The beer, our version of an American IPA, is brewed with a blend of Wheat and Pale ale malts to give a spicy, biscuity undertone to the beer, but it is in the hops where the beer really shines. A blend of hops from England, Slovenia and America (namely Boadicea, Columbus and Stryian Goldings) combine to give a wonderful grapefruit and tropical fruit aroma and bitterness that is balanced by the sweetness of the barley.
But like I said, the call of the homeland sometimes you can’t pass up, and the Brits having a crack at an APA, get in!
The initial aroma is mostly of sweet sugars, it pours light beer brown with a reasonable head, but still carries a mostly sweet aroma.
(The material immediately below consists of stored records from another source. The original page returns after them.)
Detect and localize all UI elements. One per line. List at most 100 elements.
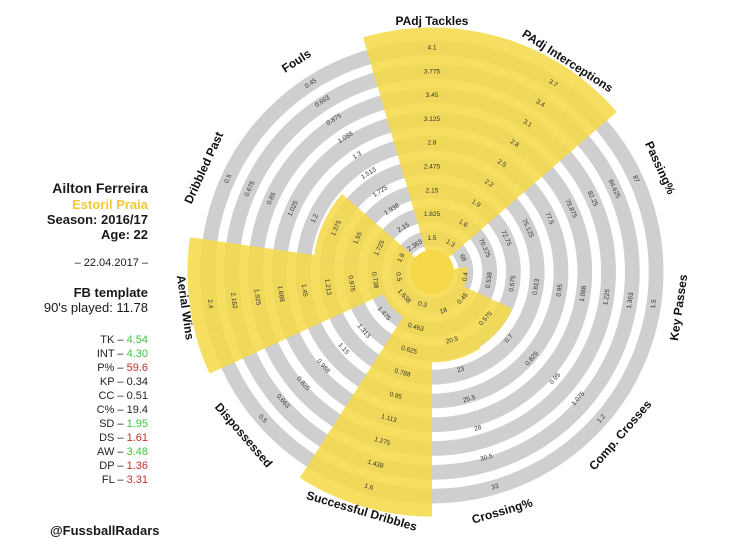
tick-label: 1.113 [380,413,397,424]
tick-label: 0.813 [532,278,541,295]
tick-label: 1.925 [252,289,261,306]
tick-label: 0.95 [556,283,565,297]
player-season: Season: 2016/17 [46,212,148,227]
stat-label: AW – [97,446,127,458]
tick-label: 3.4 [534,98,546,109]
radar-slice [432,272,513,347]
tick-label: 3.7 [547,78,559,89]
stat-row: AW – 3.48 [0,445,148,459]
tick-label: 20.5 [445,335,459,345]
tick-label: 2.8 [427,140,436,147]
minutes-played: 90's played: 11.78 [43,300,148,315]
stat-row: DS – 1.61 [0,431,148,445]
tick-label: 0.538 [485,271,494,288]
stat-row: TK – 4.54 [0,333,148,347]
tick-label: 1.5 [650,299,658,309]
tick-label: 0.463 [407,322,425,333]
radar-slice [187,237,432,374]
category-label: Crossing% [470,495,534,526]
category-label: Dispossessed [212,400,275,470]
tick-label: 1.5 [427,235,436,242]
tick-label: 0.975 [347,275,356,292]
tick-label: 1.55 [352,231,364,246]
tick-label: 1.688 [276,285,285,302]
tick-label: 0.738 [370,272,379,289]
tick-label: 1.3 [352,150,364,161]
radar-slice [363,27,501,272]
stat-row: KP – 0.34 [0,375,148,389]
category-label: Key Passes [667,273,690,341]
category-label: Fouls [279,46,314,75]
stat-row: CC – 0.51 [0,389,148,403]
radar-slices [187,27,617,517]
tick-label: 68 [458,253,468,263]
stat-row: SD – 1.95 [0,417,148,431]
stat-label: P% – [97,362,127,374]
stat-value: 19.4 [126,404,148,416]
stat-row: FL – 3.31 [0,473,148,487]
template-name: FB template [73,285,148,300]
stat-value: 1.36 [126,460,148,472]
stat-label: FL – [101,474,127,486]
tick-label: 0.5 [257,413,268,425]
tick-label: 3.775 [424,68,441,75]
report-date: – 22.04.2017 – [74,257,148,269]
radar-slice [299,272,432,517]
tick-label: 0.5 [394,272,402,282]
credit-handle: @FussballRadars [50,523,160,538]
stat-value: 0.34 [126,376,148,388]
stat-value: 4.30 [126,348,148,360]
player-name: Ailton Ferreira [52,180,148,196]
tick-label: 1.2 [596,413,607,425]
tick-label: 1.6 [363,483,374,492]
stat-label: SD – [99,418,127,430]
tick-label: 87 [631,174,641,184]
tick-label: 1.088 [579,285,588,302]
stat-value: 1.95 [126,418,148,430]
stat-row: DP – 1.36 [0,459,148,473]
tick-label: 0.4 [462,272,470,282]
stat-row: C% – 19.4 [0,403,148,417]
tick-label: 23 [456,365,465,374]
stat-label: KP – [99,376,127,388]
stat-row: P% – 59.6 [0,361,148,375]
tick-label: 2.475 [424,163,441,170]
tick-label: 28 [474,424,483,433]
stat-value: 3.48 [126,446,148,458]
tick-label: 2.162 [229,292,238,309]
tick-label: 25.5 [462,394,476,404]
tick-label: 0.95 [389,391,403,401]
category-label: PAdj Tackles [396,14,469,28]
tick-label: 1.275 [373,436,391,447]
tick-label: 1.363 [626,292,635,309]
stat-label: C% – [96,404,127,416]
tick-label: 0.675 [508,275,517,292]
tick-label: 0.625 [400,345,418,356]
stat-value: 1.61 [126,432,148,444]
tick-label: 1.45 [300,284,309,298]
tick-label: 1.225 [602,288,611,305]
tick-label: 2.15 [426,187,439,194]
stat-label: DS – [99,432,127,444]
stat-value: 59.6 [126,362,148,374]
tick-label: 4.1 [427,45,436,52]
tick-label: 2.2 [483,178,495,189]
stat-label: TK – [100,334,127,346]
tick-label: 1.9 [396,252,406,263]
tick-label: 0.85 [266,191,278,206]
tick-label: 3.45 [426,92,439,99]
tick-label: 30.5 [480,453,494,463]
tick-label: 1.825 [424,211,441,218]
stat-row: INT – 4.30 [0,347,148,361]
tick-label: 1.9 [470,198,482,209]
tick-label: 0.5 [223,173,233,184]
stat-label: INT – [96,348,127,360]
tick-label: 77.5 [543,211,555,226]
tick-label: 2.8 [509,138,521,149]
stat-label: DP – [99,460,127,472]
tick-label: 1.3 [445,238,457,249]
tick-label: 2.5 [496,158,508,169]
tick-label: 0.7 [504,333,515,345]
tick-label: 0.788 [393,368,411,379]
player-age: Age: 22 [101,227,148,242]
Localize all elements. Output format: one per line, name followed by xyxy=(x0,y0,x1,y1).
Its oddly bitter, and the floral notes don’t sit well together.
This seems to be more malts and caramel than hops if I cut to the chase. And therein lies the rub. If I was an English local then this would be a departure from the standard fare of beer, and I possibly might be enthralled, but I’m not and as a stand-alone beer compared up against the work of other brewery types this then is a bit of a pigs ear.
The bitterness is an afterthought, the sweetness is the front taste, carrying it just too far.
I’d be kinder but the pdubyah-o-meter is 5.5 on this, and it’s falling back into the pack of just beers. I’ll grant that the 6.7 ABV content is well hidden, and will eventually make you wish you hadn’t but unless you have a sweet tooth, or want a beer that carries an odd aroma that I’d rather not class as, but I have to, as “Wet grass” then this is beer for you. Not for me though.
A beer for the sweet of tooth and low of expectations.